Chick Murphy sprang from his chair and wrapped an arm around Willie’s shoulder, gave him a crusher squeeze. One of the men cocked an eyebrow and said, “You don’t knock it off, Murphy, I’m gonna tell the wife.”

Willie went back to work. Later a cry went up from the crowd when the announcer reported that the Masters had not ended in a tie, as everyone believed. A guy named Roberto De Vicenzo had signed his scorecard with a 66 instead of the 65 he shot, and the rules required him to accept the higher score. It cost him a tie. There were hoots of disbelief throughout the room, and Willie watched as Bob Goalby slipped into a green sport coat, grinning like a hyena.
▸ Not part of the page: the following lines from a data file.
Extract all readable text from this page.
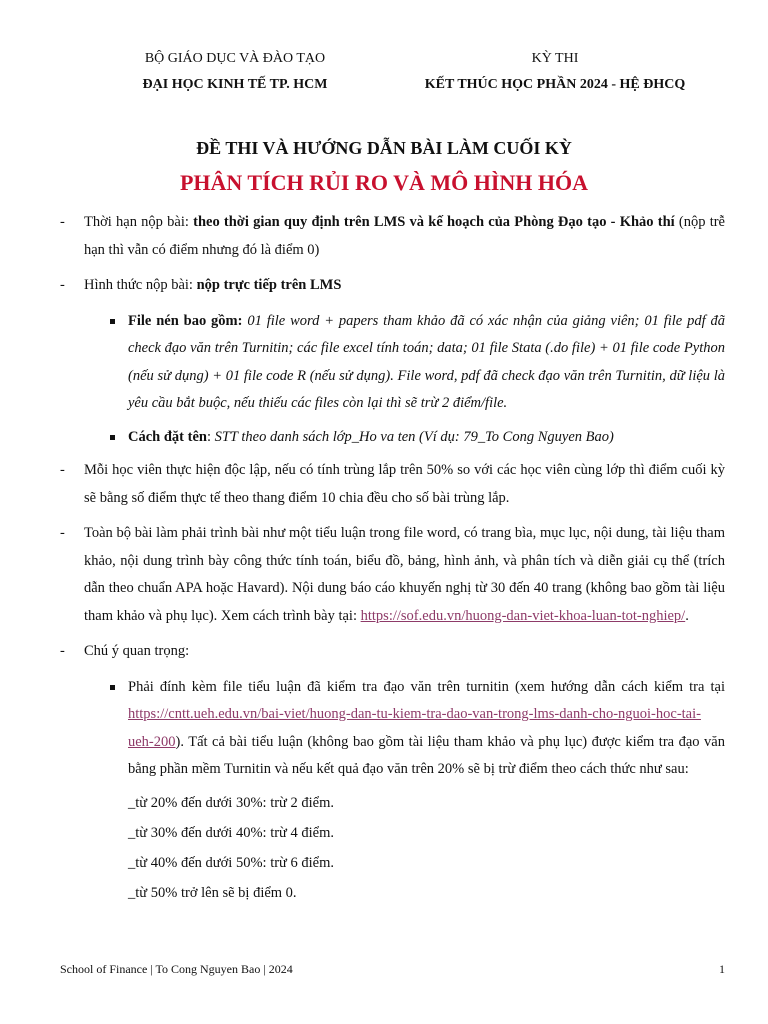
BỘ GIÁO DỤC VÀ ĐÀO TẠO
ĐẠI HỌC KINH TẾ TP. HCM
KỲ THI
KẾT THÚC HỌC PHẦN 2024 - HỆ ĐHCQ
ĐỀ THI VÀ HƯỚNG DẪN BÀI LÀM CUỐI KỲ
PHÂN TÍCH RỦI RO VÀ MÔ HÌNH HÓA
- Thời hạn nộp bài: theo thời gian quy định trên LMS và kế hoạch của Phòng Đạo tạo - Khảo thí (nộp trễ hạn thì vẫn có điểm nhưng đó là điểm 0)
- Hình thức nộp bài: nộp trực tiếp trên LMS
File nén bao gồm: 01 file word + papers tham khảo đã có xác nhận của giảng viên; 01 file pdf đã check đạo văn trên Turnitin; các file excel tính toán; data; 01 file Stata (.do file) + 01 file code Python (nếu sử dụng) + 01 file code R (nếu sử dụng). File word, pdf đã check đạo văn trên Turnitin, dữ liệu là yêu cầu bắt buộc, nếu thiếu các files còn lại thì sẽ trừ 2 điểm/file.
Cách đặt tên: STT theo danh sách lớp_Ho va ten (Ví dụ: 79_To Cong Nguyen Bao)
- Mỗi học viên thực hiện độc lập, nếu có tính trùng lắp trên 50% so với các học viên cùng lớp thì điểm cuối kỳ sẽ bằng số điểm thực tế theo thang điểm 10 chia đều cho số bài trùng lắp.
- Toàn bộ bài làm phải trình bài như một tiểu luận trong file word, có trang bìa, mục lục, nội dung, tài liệu tham khảo, nội dung trình bày công thức tính toán, biểu đồ, bảng, hình ảnh, và phân tích và diễn giải cụ thể (trích dẫn theo chuẩn APA hoặc Havard). Nội dung báo cáo khuyến nghị từ 30 đến 40 trang (không bao gồm tài liệu tham khảo và phụ lục). Xem cách trình bày tại: https://sof.edu.vn/huong-dan-viet-khoa-luan-tot-nghiep/.
- Chú ý quan trọng:
Phải đính kèm file tiểu luận đã kiểm tra đạo văn trên turnitin (xem hướng dẫn cách kiểm tra tại https://cntt.ueh.edu.vn/bai-viet/huong-dan-tu-kiem-tra-dao-van-trong-lms-danh-cho-nguoi-hoc-tai-ueh-200). Tất cả bài tiểu luận (không bao gồm tài liệu tham khảo và phụ lục) được kiểm tra đạo văn bằng phần mềm Turnitin và nếu kết quả đạo văn trên 20% sẽ bị trừ điểm theo cách thức như sau:
_từ 20% đến dưới 30%: trừ 2 điểm.
_từ 30% đến dưới 40%: trừ 4 điểm.
_từ 40% đến dưới 50%: trừ 6 điểm.
_từ 50% trở lên sẽ bị điểm 0.
School of Finance | To Cong Nguyen Bao | 2024	1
Win a major golf tournament and you get an ugly jacket.

“Say, Billy. .” Chick Murphy, in plaid pants and stocking feet, was on his way to the locker room. There were bright-green grass shavings stuck to his lemon-yellow socks.

“It’s Willie , sir. Willie Bledsoe.”

“Right. Sorry. Your Uncle Bob tells me you might be in the market for a new car. Here.” He handed Willie a business card. “Give me a call — or just drop by the lot. I’m always there.”